- Le Canada n’a jamais fourni de définition officielle de l’« IA souveraine », laissant ce concept se former de manière disparate à travers les décisions de financement des centres de données, les partenaires cloud nationaux et les exigences de résidence des données.
- Selon l’auteur Joshua van Es, cette approche rend l’application de la « souveraineté » incohérente, reposant sur l’emplacement de l’infrastructure plutôt que sur un contrôle réel.
- Le ministre canadien de l’IA, Evan Solomon, décrit l’IA comme un tournant de l’ampleur de Gutenberg, influençant directement le pouvoir, la connaissance et les capacités nationales.
- Cependant, les projets qualifiés d’« IA souveraine », tels que l’expansion de Nokia à Ottawa ou les centres de données de Microsoft, sont évalués principalement sur leur localisation au Canada et la création d’emplois locaux.
- Des questions fondamentales telles que qui détient les clés de chiffrement, qui a les droits d’accès administrateur ou quelles lois régissent le système restent pratiquement sans réponse.
- Cela incite les startups canadiennes à privilégier un déploiement rapide sur des plateformes étrangères pour répondre aux exigences formelles, tandis que le contrôle technique et juridique est repoussé vers l’extérieur.
- Un exemple typique est l’investissement du gouvernement dans Cohere, alors que l’infrastructure de calcul est exploitée par la société américaine CoreWeave, soumise aux lois américaines.
- La conséquence à long terme est que les entreprises peuvent être « culturellement canadiennes », mais régies par des processus juridiques et opérationnels étrangers, affaiblissant leur capacité à servir le secteur public et les industries sensibles.
- L’auteur soutient que la souveraineté technologique doit être mesurée par l’« autorité » – le pouvoir de décision final en cas de crise, de litige ou d’exigence de sécurité.
📌 Le Canada n’a jamais donné de définition officielle de l’« IA souveraine », laissant le concept se former de manière disparate via le financement des centres de données, les partenaires cloud nationaux et les exigences de résidence des données.
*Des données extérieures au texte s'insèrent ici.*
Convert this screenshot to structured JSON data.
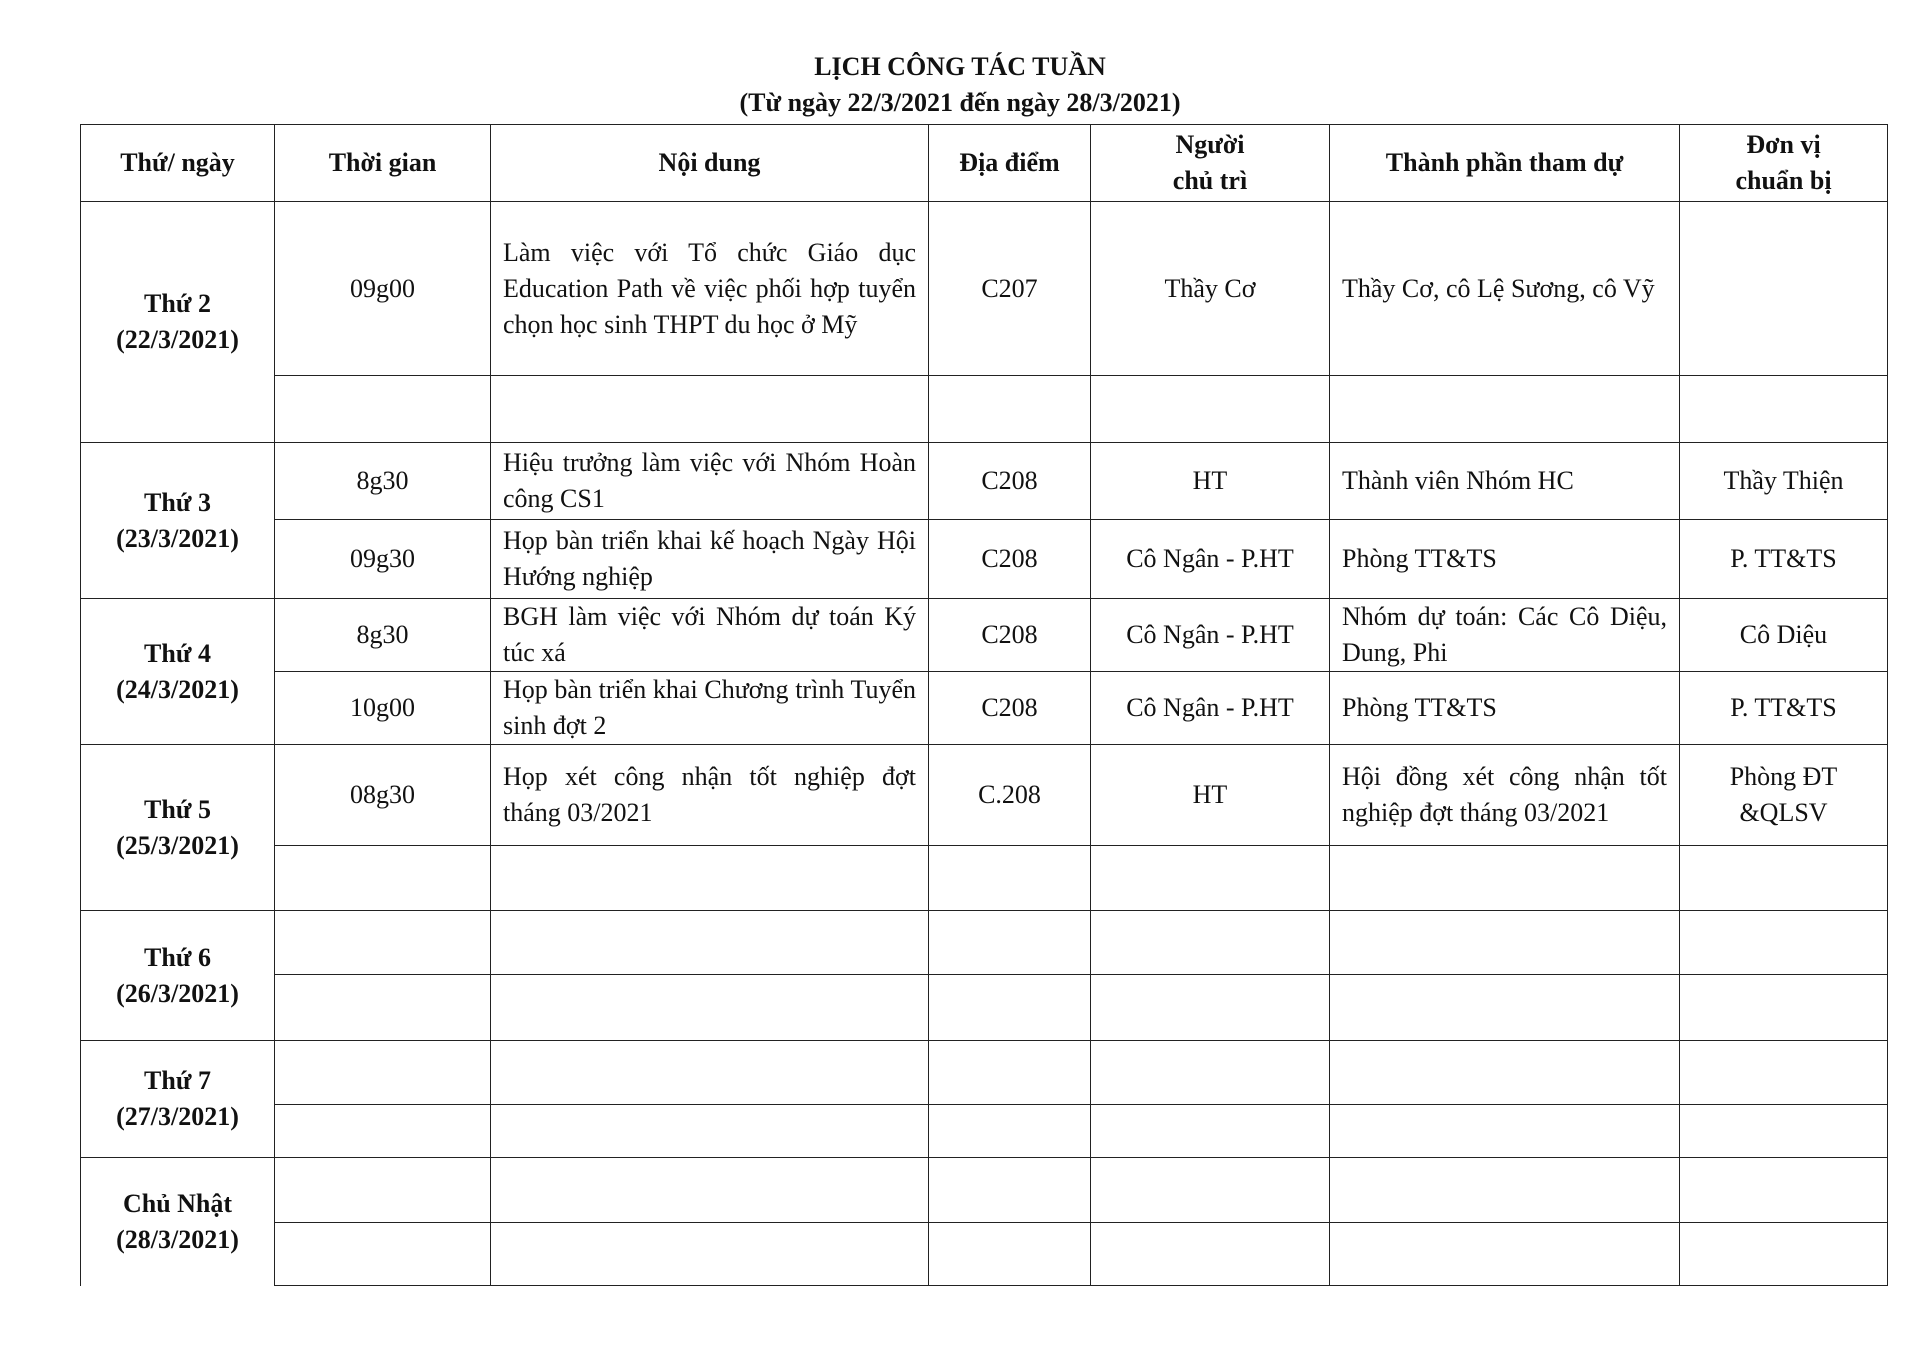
{
  "title": "LỊCH CÔNG TÁC TUẦN",
  "subtitle": "(Từ ngày 22/3/2021 đến ngày 28/3/2021)",
  "headers": [
    "Thứ/ ngày",
    "Thời gian",
    "Nội dung",
    "Địa điểm",
    "Người chủ trì",
    "Thành phần tham dự",
    "Đơn vị chuẩn bị"
  ],
  "days": [
    {
      "day": "Thứ 2",
      "date": "(22/3/2021)",
      "rows": [
        {
          "time": "09g00",
          "content": "Làm việc với Tổ chức Giáo dục Education Path về việc phối hợp tuyển chọn học sinh THPT du học ở Mỹ",
          "place": "C207",
          "host": "Thầy Cơ",
          "attendees": "Thầy Cơ, cô Lệ Sương, cô Vỹ",
          "prep": ""
        },
        {
          "time": "",
          "content": "",
          "place": "",
          "host": "",
          "attendees": "",
          "prep": ""
        }
      ]
    },
    {
      "day": "Thứ 3",
      "date": "(23/3/2021)",
      "rows": [
        {
          "time": "8g30",
          "content": "Hiệu trưởng làm việc với Nhóm Hoàn công CS1",
          "place": "C208",
          "host": "HT",
          "attendees": "Thành viên Nhóm HC",
          "prep": "Thầy Thiện"
        },
        {
          "time": "09g30",
          "content": "Họp bàn triển khai kế hoạch Ngày Hội Hướng nghiệp",
          "place": "C208",
          "host": "Cô Ngân - P.HT",
          "attendees": "Phòng TT&TS",
          "prep": "P. TT&TS"
        }
      ]
    },
    {
      "day": "Thứ 4",
      "date": "(24/3/2021)",
      "rows": [
        {
          "time": "8g30",
          "content": "BGH làm việc với Nhóm dự toán Ký túc xá",
          "place": "C208",
          "host": "Cô Ngân - P.HT",
          "attendees": "Nhóm dự toán: Các Cô Diệu, Dung, Phi",
          "prep": "Cô Diệu"
        },
        {
          "time": "10g00",
          "content": "Họp bàn triển khai Chương trình Tuyển sinh đợt 2",
          "place": "C208",
          "host": "Cô Ngân - P.HT",
          "attendees": "Phòng TT&TS",
          "prep": "P. TT&TS"
        }
      ]
    },
    {
      "day": "Thứ 5",
      "date": "(25/3/2021)",
      "rows": [
        {
          "time": "08g30",
          "content": "Họp xét công nhận tốt nghiệp đợt tháng 03/2021",
          "place": "C.208",
          "host": "HT",
          "attendees": "Hội đồng xét công nhận tốt nghiệp đợt tháng 03/2021",
          "prep": "Phòng ĐT &QLSV"
        },
        {
          "time": "",
          "content": "",
          "place": "",
          "host": "",
          "attendees": "",
          "prep": ""
        }
      ]
    },
    {
      "day": "Thứ 6",
      "date": "(26/3/2021)",
      "rows": [
        {
          "time": "",
          "content": "",
          "place": "",
          "host": "",
          "attendees": "",
          "prep": ""
        },
        {
          "time": "",
          "content": "",
          "place": "",
          "host": "",
          "attendees": "",
          "prep": ""
        }
      ]
    },
    {
      "day": "Thứ 7",
      "date": "(27/3/2021)",
      "rows": [
        {
          "time": "",
          "content": "",
          "place": "",
          "host": "",
          "attendees": "",
          "prep": ""
        },
        {
          "time": "",
          "content": "",
          "place": "",
          "host": "",
          "attendees": "",
          "prep": ""
        }
      ]
    },
    {
      "day": "Chủ Nhật",
      "date": "(28/3/2021)",
      "rows": [
        {
          "time": "",
          "content": "",
          "place": "",
          "host": "",
          "attendees": "",
          "prep": ""
        },
        {
          "time": "",
          "content": "",
          "place": "",
          "host": "",
          "attendees": "",
          "prep": ""
        }
      ]
    }
  ]
}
Par conséquent, la « souveraineté » est appliquée de manière incohérente, basée sur l’emplacement de l’infrastructure plutôt que sur le véritable contrôle. Les entreprises optimisent pour un déploiement rapide sur des plateformes étrangères, répondant aux exigences géographiques tout en n’ayant aucun contrôle technique et juridique. Par exemple, malgré l’investissement du gouvernement dans Cohere, l’infrastructure de calcul est exploitée par l’américain CoreWeave, soumis au droit américain. Si le Canada veut construire un écosystème d’IA durable, les normes de souveraineté doivent passer du « où » au « qui détient le pouvoir », afin que la valeur, les connaissances et les capacités stratégiques s’accumulent réellement dans le pays.